Like every other component in your PC your motherboard needs power, and how it gets it can be a bigger issue than you may expect. Just about every motherboard will have two power connectors on it: a larger one, located along the right edge, with 24 pins; and a smaller connector, closer to the CPU, with either four or eight. If you don't know what connections your power supply has, you could be in for a nasty surprise when it comes time to hook everything up. Because older motherboards had 20-pin connectors, power supply manufacturers have developed built-in adapters that let their products work with either 20- or 24-pin motherboards. The smaller connectors can be much harder: Some power supplies have both, but many will have just one or the other, so check to see that your power supply and motherboard are compatible ahead of time.
Rear Panel Ports
We've already discussed integrated video, but there are a lot of other jacks that your motherboard may give you access to. You're probably familiar with Ethernet, for connecting a network cable, and USB 2.0, for hooking up your mouse, keyboard, iPod, and many other devices. Others you may run into include:
USB 3.0. This newer and much faster USB standard is currently only lightly supported, but is slowly gaining traction from external device manufacturers. USB 3.0 ports are blue in color, to differentiate them from black USB 2.0 ports, and are backwards compatible with USB 2.0 devices.
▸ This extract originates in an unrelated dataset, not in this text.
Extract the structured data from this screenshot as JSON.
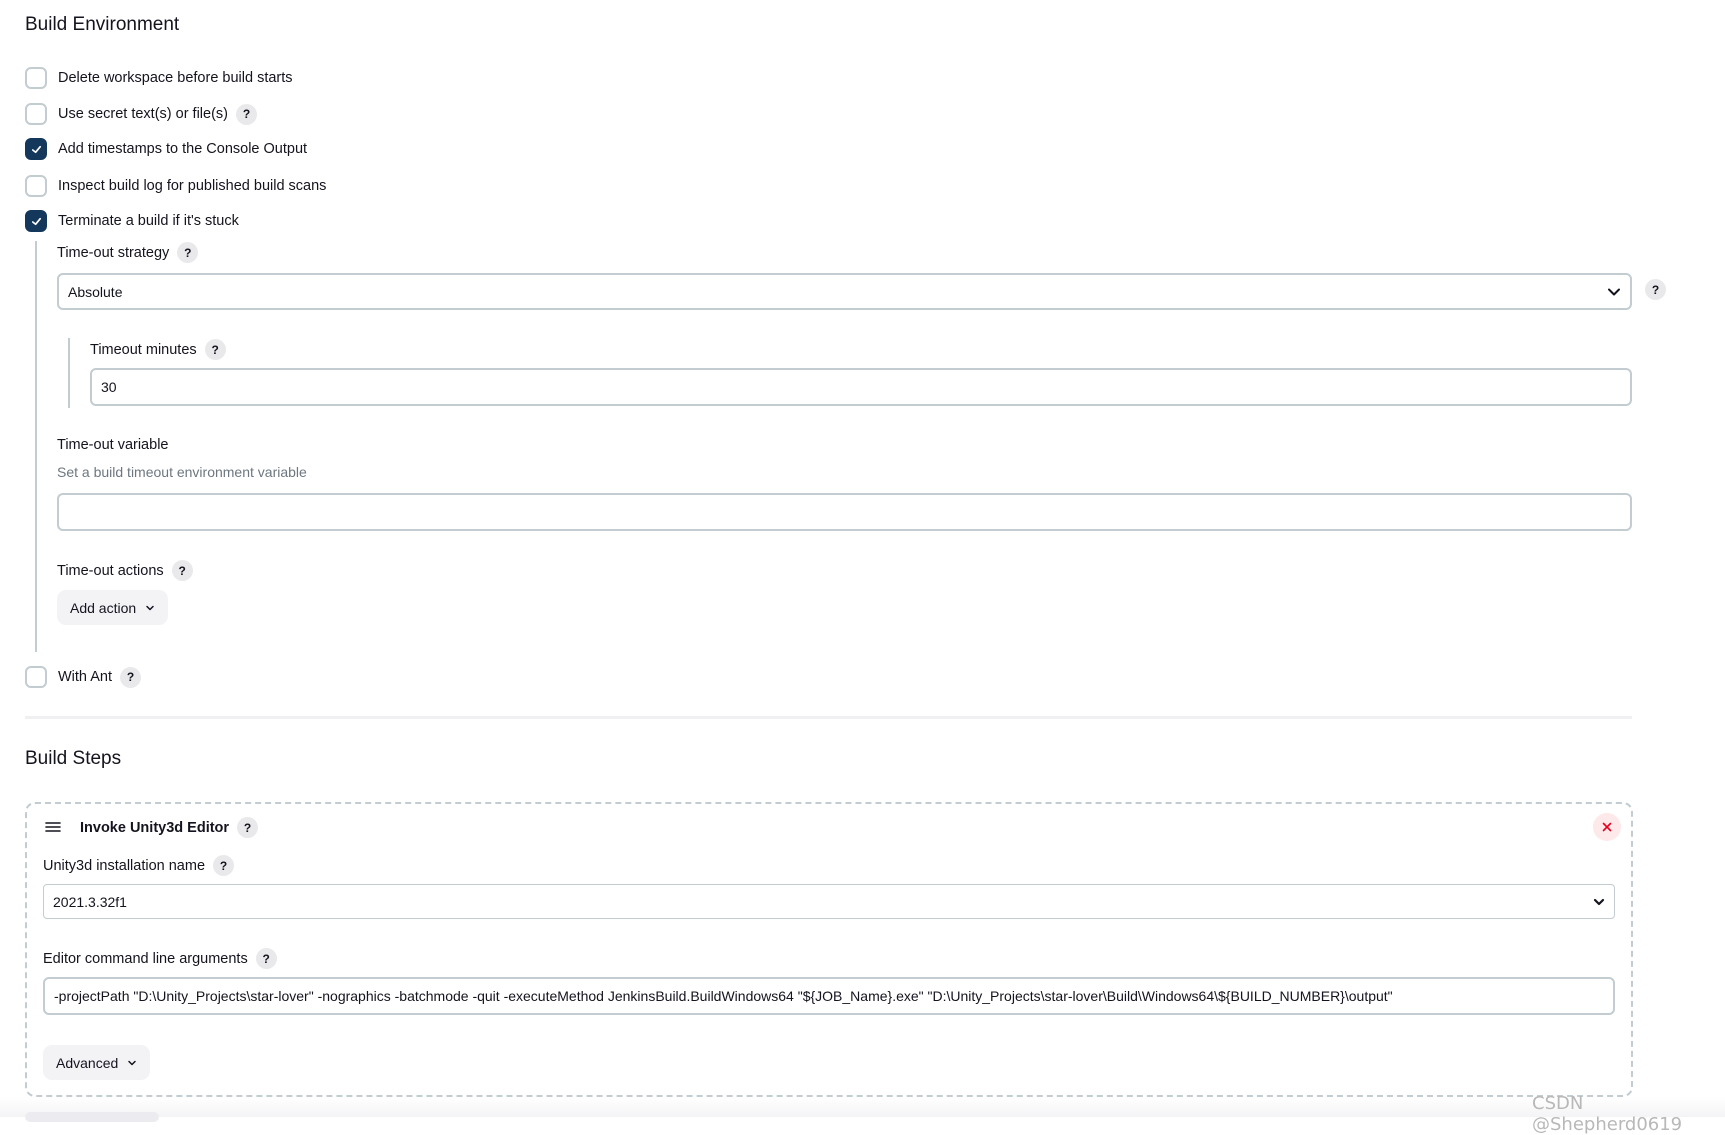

FireWire. Another transfer standard, FireWire (sometimes marked as IEEE 1394) is overall faster than USB 2.0 and conveys power more easily to devices that need it. FireWire ports look like thick rectangles with two corners chopped off. Many high-end motherboards still include these for legacy reasons, but they have become increasingly uncommon in recent years as External SATA (see below) and USB 3.0 have gained prominence.
External SATA (eSATA). A data-transfer standard specifically for external storage, designed to run faster than either USB 2.0 or FireWire. These ports are a bit longer and thinner than USB ports, and look more like the SATA jacks inside your computer. (Note: Some computers have combo USB-eSATA ports that can use either kind of devices; these pretty much just look like eSATA ports, but will be labeled differently.)
Audio. Integrated audio is even more common these days than integrated video; practically every motherboard will have speaker, microphone, and headphone jacks, and some (particularly high-end gaming models) will even support 5.1 or 7.1 surround sound. You may also find S/PDIF optical or coaxial jacks for hooking up digital audio systems.